A noise not unlike a laugh came from the comm. “You have that so wrong. It’s not us who are the criminals, the mass murderers—it’s whatever sent you, setting the last dregs of humanity against themselves, programming you to be weapons because it can’t or can’t be bothered to do the dirty work itself.”

 

“Programmed?”

 

“The memories you had when you started this assault are still there, yes? But the motivation is getting weaker. The programming doesn’t last in a biological brain. That’s why we’ve developed attacks to knock out your condensate processors, but leave a chance for the human body, the backup system, to survive.”

 

“And you want to use us to fight back?”

 

“No! Fighting is futile. We tried that for aeons, but always lost—our own weapons, systems, even ourselves turned against us. There’s something loose in the galaxy, in the universe, that’s inimical to intelligence. Maybe it wants all the resources to itself and doesn’t want any competition. Maybe it’s something inherent in the universe, some deep law of reality that we don’t, can’t, understand. Human normal intelligence is as good as you can get, anything more advanced has problems.

 

“So no. Fighting is not an option. Survival, of a limited kind, scrabbling out existence on a planet with no codespace, no enhancements or mind expansion, might just be possible. We want something of humanity to be left. It won’t be us; we can’t go back. Our last throw of the dice was coming here, and we lost that when you turned the red giant into a weapon.
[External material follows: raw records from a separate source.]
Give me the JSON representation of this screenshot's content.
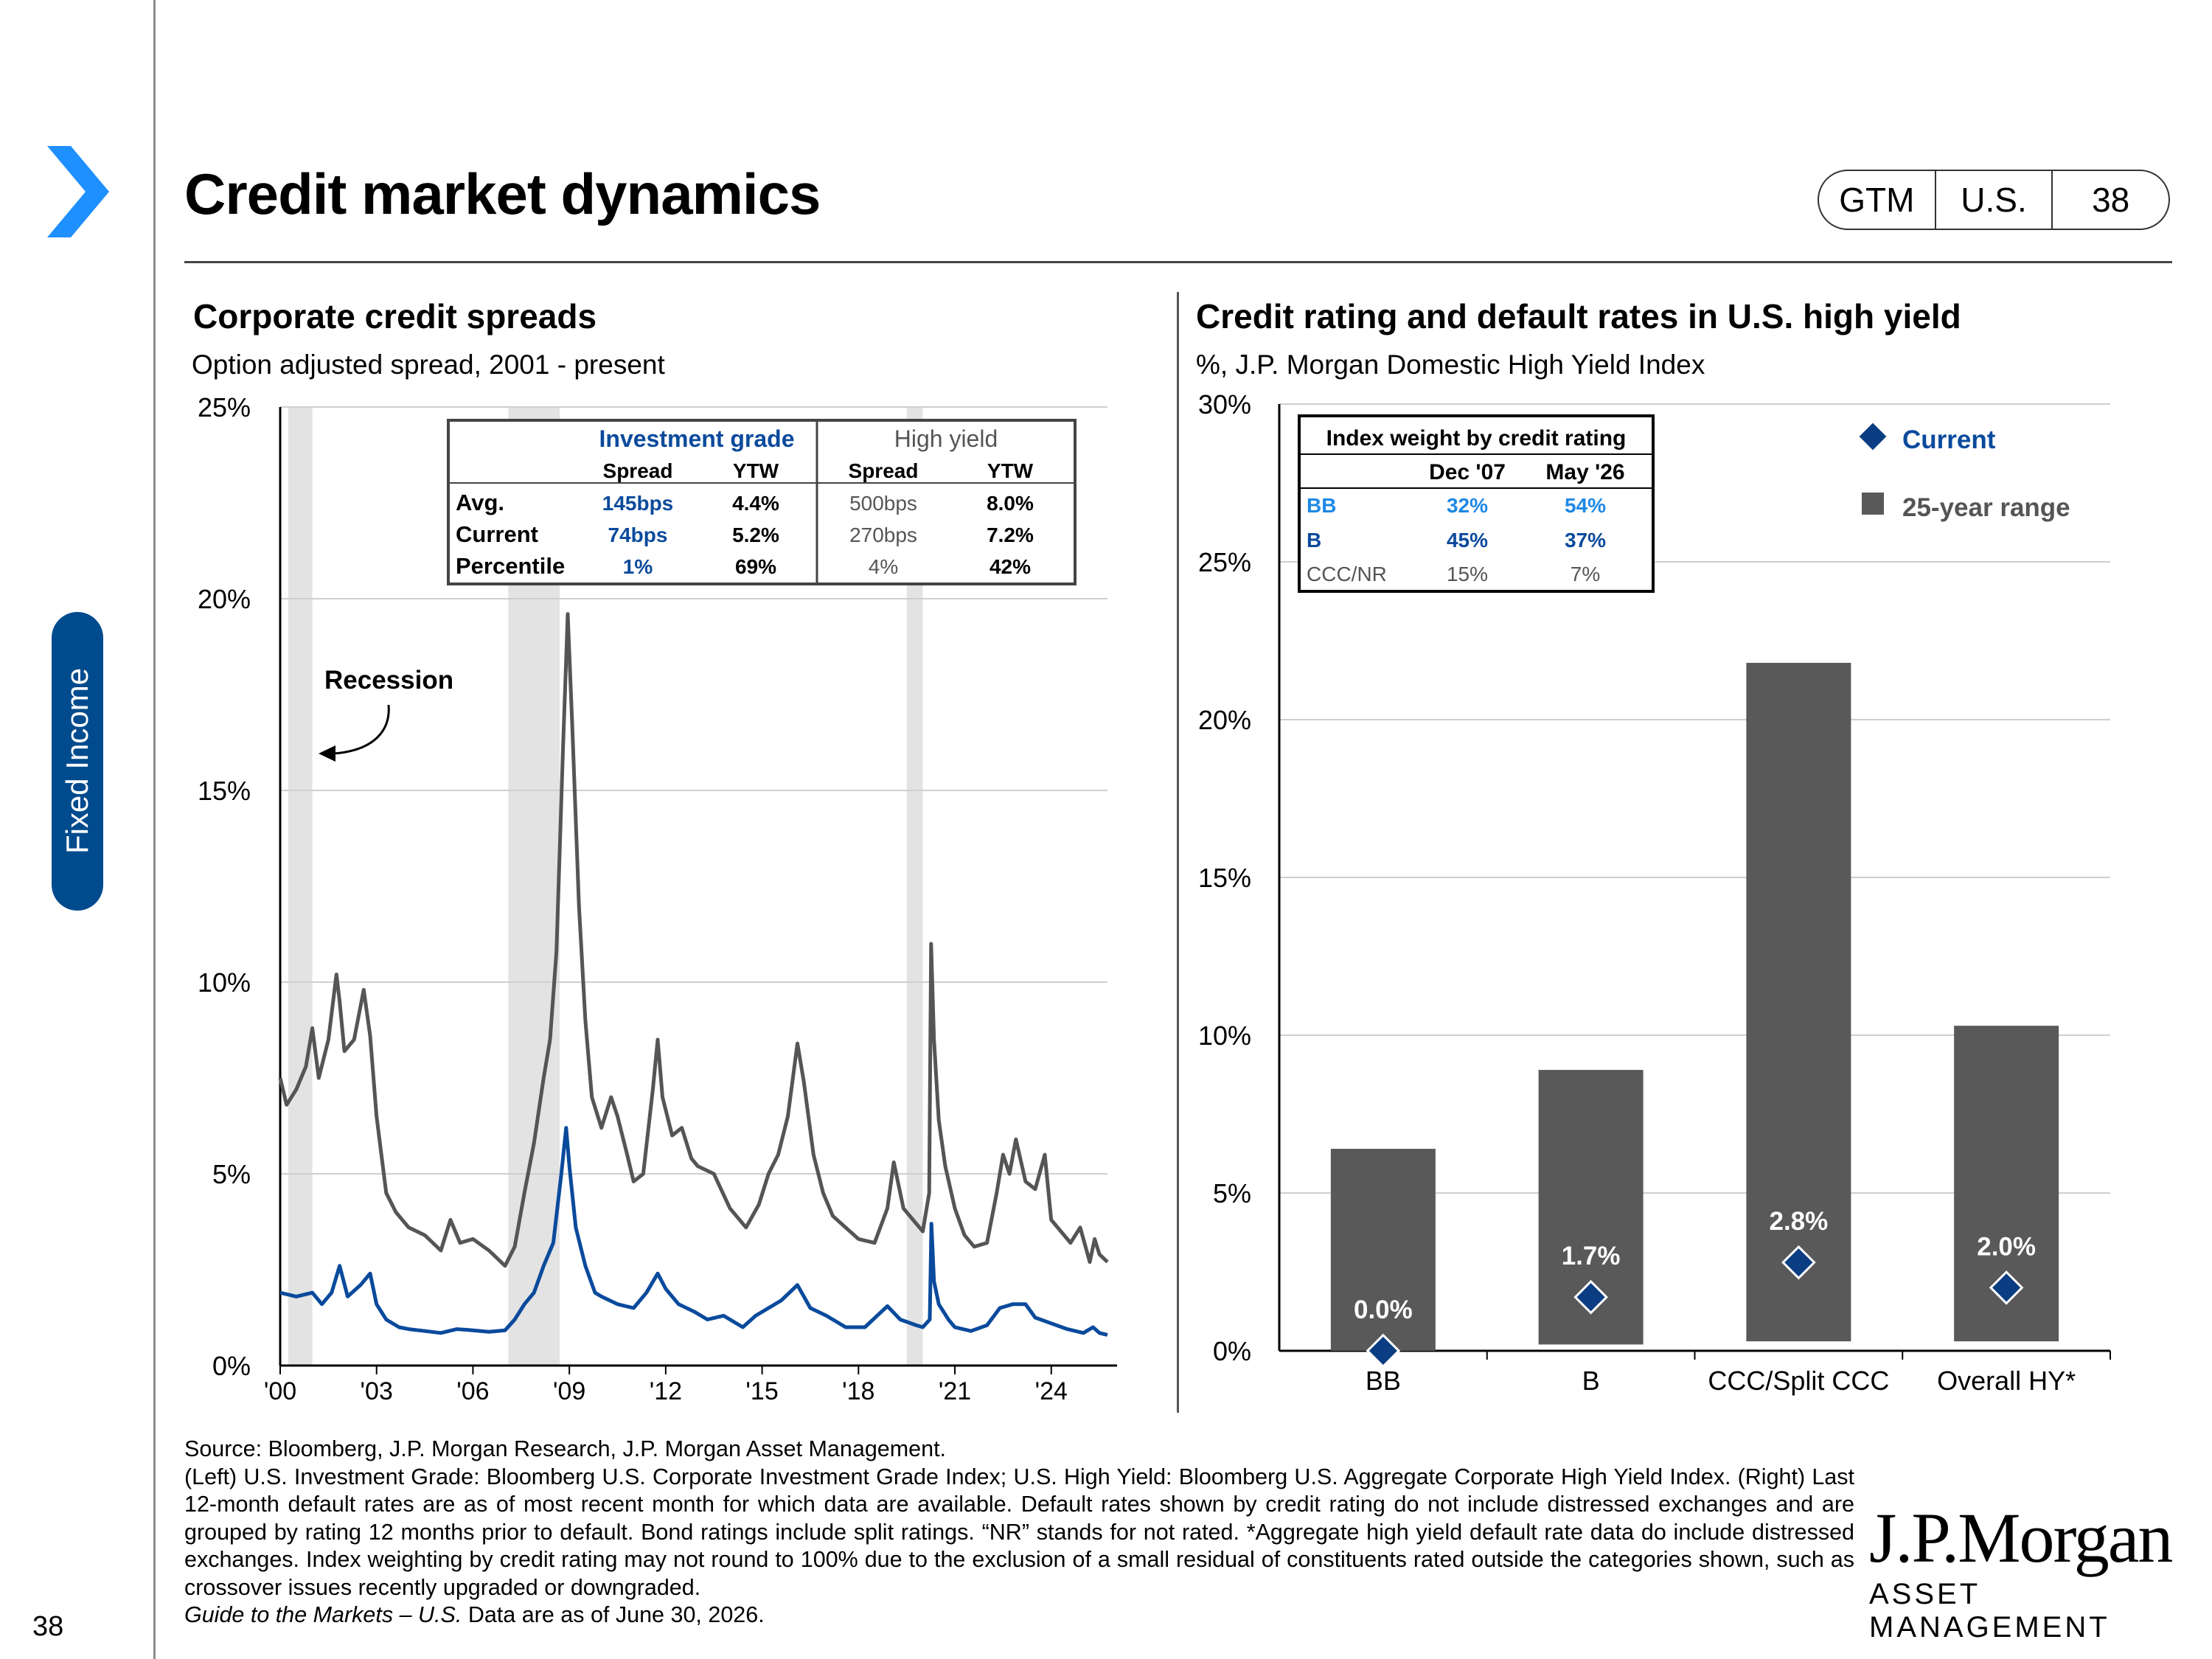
{
  "page": {
    "title": "Credit market dynamics",
    "section_tab": "Fixed Income",
    "page_number": "38",
    "badge": [
      "GTM",
      "U.S.",
      "38"
    ]
  },
  "left_chart": {
    "title": "Corporate credit spreads",
    "subtitle": "Option adjusted spread, 2001 - present"
  },
  "right_chart": {
    "title": "Credit rating and default rates in U.S. high yield",
    "subtitle": "%, J.P. Morgan Domestic High Yield Index"
  },
  "footnotes": {
    "source": "Source: Bloomberg, J.P. Morgan Research, J.P. Morgan Asset Management.",
    "notes": "(Left) U.S. Investment Grade: Bloomberg U.S. Corporate Investment Grade Index; U.S. High Yield: Bloomberg U.S. Aggregate Corporate High Yield Index. (Right) Last 12-month default rates are as of most recent month for which data are available. Default rates shown by credit rating do not include distressed exchanges and are grouped by rating 12 months prior to default. Bond ratings include split ratings. “NR” stands for not rated. *Aggregate high yield default rate data do include distressed exchanges. Index weighting by credit rating may not round to 100% due to the exclusion of a small residual of constituents rated outside the categories shown, such as crossover issues recently upgraded or downgraded.",
    "guide_italic": "Guide to the Markets – U.S.",
    "guide_date": " Data are as of June 30, 2026."
  },
  "logo": {
    "name": "J.P.Morgan",
    "sub": "ASSET MANAGEMENT"
  },
  "colors": {
    "ig": "#0a4a9c",
    "hy": "#555555",
    "recession": "#e3e3e3",
    "accent": "#1e90ff",
    "bar": "#595959",
    "diamond": "#0a3d82",
    "bb_text": "#1e88e5"
  },
  "chart_data": [
    {
      "type": "line",
      "title": "Corporate credit spreads",
      "subtitle": "Option adjusted spread, 2001 - present",
      "ylim": [
        0,
        25
      ],
      "yticks": [
        "0%",
        "5%",
        "10%",
        "15%",
        "20%",
        "25%"
      ],
      "xticks": [
        "'00",
        "'03",
        "'06",
        "'09",
        "'12",
        "'15",
        "'18",
        "'21",
        "'24"
      ],
      "xlim": [
        2000.0,
        2025.75
      ],
      "grid": true,
      "annotation": "Recession",
      "recessions": [
        [
          2000.25,
          2001.0
        ],
        [
          2007.1,
          2008.7
        ],
        [
          2019.5,
          2020.0
        ]
      ],
      "series": [
        {
          "key": "hy",
          "x": [
            2000.0,
            2000.2,
            2000.5,
            2000.8,
            2001.0,
            2001.2,
            2001.5,
            2001.75,
            2001.85,
            2002.0,
            2002.3,
            2002.6,
            2002.8,
            2003.0,
            2003.3,
            2003.6,
            2004.0,
            2004.5,
            2005.0,
            2005.3,
            2005.6,
            2006.0,
            2006.5,
            2007.0,
            2007.3,
            2007.6,
            2007.9,
            2008.2,
            2008.4,
            2008.6,
            2008.8,
            2008.95,
            2009.1,
            2009.3,
            2009.5,
            2009.7,
            2010.0,
            2010.3,
            2010.5,
            2010.8,
            2011.0,
            2011.3,
            2011.6,
            2011.75,
            2011.9,
            2012.2,
            2012.5,
            2012.8,
            2013.0,
            2013.5,
            2014.0,
            2014.5,
            2014.9,
            2015.2,
            2015.5,
            2015.8,
            2016.1,
            2016.3,
            2016.6,
            2016.9,
            2017.2,
            2017.6,
            2018.0,
            2018.5,
            2018.9,
            2019.1,
            2019.4,
            2019.8,
            2020.0,
            2020.2,
            2020.26,
            2020.35,
            2020.5,
            2020.7,
            2021.0,
            2021.3,
            2021.6,
            2022.0,
            2022.3,
            2022.5,
            2022.7,
            2022.9,
            2023.2,
            2023.5,
            2023.8,
            2024.0,
            2024.3,
            2024.6,
            2024.9,
            2025.2,
            2025.35,
            2025.5,
            2025.75
          ],
          "y": [
            7.5,
            6.8,
            7.2,
            7.8,
            8.8,
            7.5,
            8.5,
            10.2,
            9.5,
            8.2,
            8.5,
            9.8,
            8.6,
            6.5,
            4.5,
            4.0,
            3.6,
            3.4,
            3.0,
            3.8,
            3.2,
            3.3,
            3.0,
            2.6,
            3.1,
            4.5,
            5.8,
            7.5,
            8.5,
            10.8,
            16.0,
            19.6,
            16.5,
            12.0,
            9.0,
            7.0,
            6.2,
            7.0,
            6.5,
            5.5,
            4.8,
            5.0,
            7.2,
            8.5,
            7.0,
            6.0,
            6.2,
            5.4,
            5.2,
            5.0,
            4.1,
            3.6,
            4.2,
            5.0,
            5.5,
            6.5,
            8.4,
            7.4,
            5.5,
            4.5,
            3.9,
            3.6,
            3.3,
            3.2,
            4.1,
            5.3,
            4.1,
            3.7,
            3.5,
            4.5,
            11.0,
            8.5,
            6.4,
            5.2,
            4.1,
            3.4,
            3.1,
            3.2,
            4.5,
            5.5,
            5.0,
            5.9,
            4.8,
            4.6,
            5.5,
            3.8,
            3.5,
            3.2,
            3.6,
            2.7,
            3.3,
            2.9,
            2.7
          ]
        },
        {
          "key": "ig",
          "x": [
            2000.0,
            2000.5,
            2001.0,
            2001.3,
            2001.6,
            2001.85,
            2002.1,
            2002.5,
            2002.8,
            2003.0,
            2003.3,
            2003.7,
            2004.0,
            2004.5,
            2005.0,
            2005.5,
            2006.0,
            2006.5,
            2007.0,
            2007.3,
            2007.6,
            2007.9,
            2008.2,
            2008.5,
            2008.75,
            2008.9,
            2009.0,
            2009.2,
            2009.5,
            2009.8,
            2010.0,
            2010.5,
            2011.0,
            2011.4,
            2011.75,
            2012.0,
            2012.4,
            2012.9,
            2013.3,
            2013.8,
            2014.4,
            2014.8,
            2015.2,
            2015.6,
            2016.1,
            2016.5,
            2017.0,
            2017.6,
            2018.2,
            2018.9,
            2019.3,
            2019.8,
            2020.0,
            2020.22,
            2020.27,
            2020.35,
            2020.5,
            2020.8,
            2021.0,
            2021.5,
            2022.0,
            2022.4,
            2022.8,
            2023.2,
            2023.5,
            2024.0,
            2024.5,
            2025.0,
            2025.3,
            2025.5,
            2025.75
          ],
          "y": [
            1.9,
            1.8,
            1.9,
            1.6,
            1.9,
            2.6,
            1.8,
            2.1,
            2.4,
            1.6,
            1.2,
            1.0,
            0.95,
            0.9,
            0.85,
            0.95,
            0.92,
            0.88,
            0.92,
            1.2,
            1.6,
            1.9,
            2.6,
            3.2,
            5.0,
            6.2,
            5.2,
            3.6,
            2.6,
            1.9,
            1.8,
            1.6,
            1.5,
            1.9,
            2.4,
            2.0,
            1.6,
            1.4,
            1.2,
            1.3,
            1.0,
            1.3,
            1.5,
            1.7,
            2.1,
            1.5,
            1.3,
            1.0,
            1.0,
            1.55,
            1.2,
            1.05,
            1.0,
            1.2,
            3.7,
            2.2,
            1.6,
            1.2,
            1.0,
            0.9,
            1.05,
            1.5,
            1.6,
            1.6,
            1.25,
            1.1,
            0.95,
            0.85,
            1.0,
            0.85,
            0.8
          ]
        }
      ],
      "table": {
        "groups": [
          "Investment grade",
          "High yield"
        ],
        "columns": [
          "Spread",
          "YTW",
          "Spread",
          "YTW"
        ],
        "rows": [
          {
            "label": "Avg.",
            "values": [
              "145bps",
              "4.4%",
              "500bps",
              "8.0%"
            ]
          },
          {
            "label": "Current",
            "values": [
              "74bps",
              "5.2%",
              "270bps",
              "7.2%"
            ]
          },
          {
            "label": "Percentile",
            "values": [
              "1%",
              "69%",
              "4%",
              "42%"
            ]
          }
        ]
      }
    },
    {
      "type": "bar",
      "title": "Credit rating and default rates in U.S. high yield",
      "subtitle": "%, J.P. Morgan Domestic High Yield Index",
      "categories": [
        "BB",
        "B",
        "CCC/Split CCC",
        "Overall HY*"
      ],
      "ylim": [
        0,
        30
      ],
      "yticks": [
        "0%",
        "5%",
        "10%",
        "15%",
        "20%",
        "25%",
        "30%"
      ],
      "grid": true,
      "legend": [
        "Current",
        "25-year range"
      ],
      "legend_position": "top-right",
      "series": [
        {
          "name": "25-year range",
          "low": [
            0.0,
            0.2,
            0.3,
            0.3
          ],
          "high": [
            6.4,
            8.9,
            21.8,
            10.3
          ]
        },
        {
          "name": "Current",
          "values": [
            0.0,
            1.7,
            2.8,
            2.0
          ],
          "labels": [
            "0.0%",
            "1.7%",
            "2.8%",
            "2.0%"
          ]
        }
      ],
      "table": {
        "title": "Index weight by credit rating",
        "columns": [
          "Dec '07",
          "May '26"
        ],
        "rows": [
          {
            "label": "BB",
            "values": [
              "32%",
              "54%"
            ]
          },
          {
            "label": "B",
            "values": [
              "45%",
              "37%"
            ]
          },
          {
            "label": "CCC/NR",
            "values": [
              "15%",
              "7%"
            ]
          }
        ]
      }
    }
  ]
}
But with your help and others like you, something might survive a little longer.”

 

The voice on the other end was silent for a few moments.

 

“Will you help us?” it asked.

 

* * * *

 

Baker was ready. New code had been downloaded along with a cargo of information sufficient to build a new environment and new people to inhabit it once he got to his destination. The fighter had been changed by the reprogrammed repair systems and the degenerate armor shed.

 

It had already traveled far enough from Nergal that its sensor suite showed a panoramic view of the system. The neutron star sat glowering angrily at the center of the accretion disk while stellar matter from Laz poured incessantly onto it along a narrow stream. And there, buried deep inside the plasma stream, were the bright heat sources of the iron processors. Their protection had brought him out from the gas giant Aplu and allowed him to discover what this siege was all about.

 

He could see everything he could remember—even Aplu, which he’d once called home, appeared as a faint dot on the opposite side of Laz from Nergal. He wasn’t part of that any more. Instead, Baker was something closer to human. This fight had lasted a hundred thousand years, but its conclusion was certain. Nergal was doomed. The war in the rest of the galaxy had lasted far longer, with remnants of humanity and other intelligences hunted down wherever they could be found.

 

Instead of being a hunter, Baker had turned back, decided to be human and to carry a cargo of information that would allow humans to live again.

 

His course was set for a habitable planet in a distant system. It would take this small ship thousands of years to get there, obscuring its destination at every step. His cockpit had been rebuilt around him as a cryosleep. It would allow him to survive the trip, the terraforming and the establishment of a new population from the uploaded seeds. What happened after that would be up to him and the new, resurrected humans. Somehow he’d find a new life doing something other than fighting and killing.

 

It was time.

 

The antimatter booster lit, kicking him even through the acceleration gel, its power building and building as the little fighter gained speed.

 

Baker was leaving the certainty of life as a weapon to become truly human for the very first time.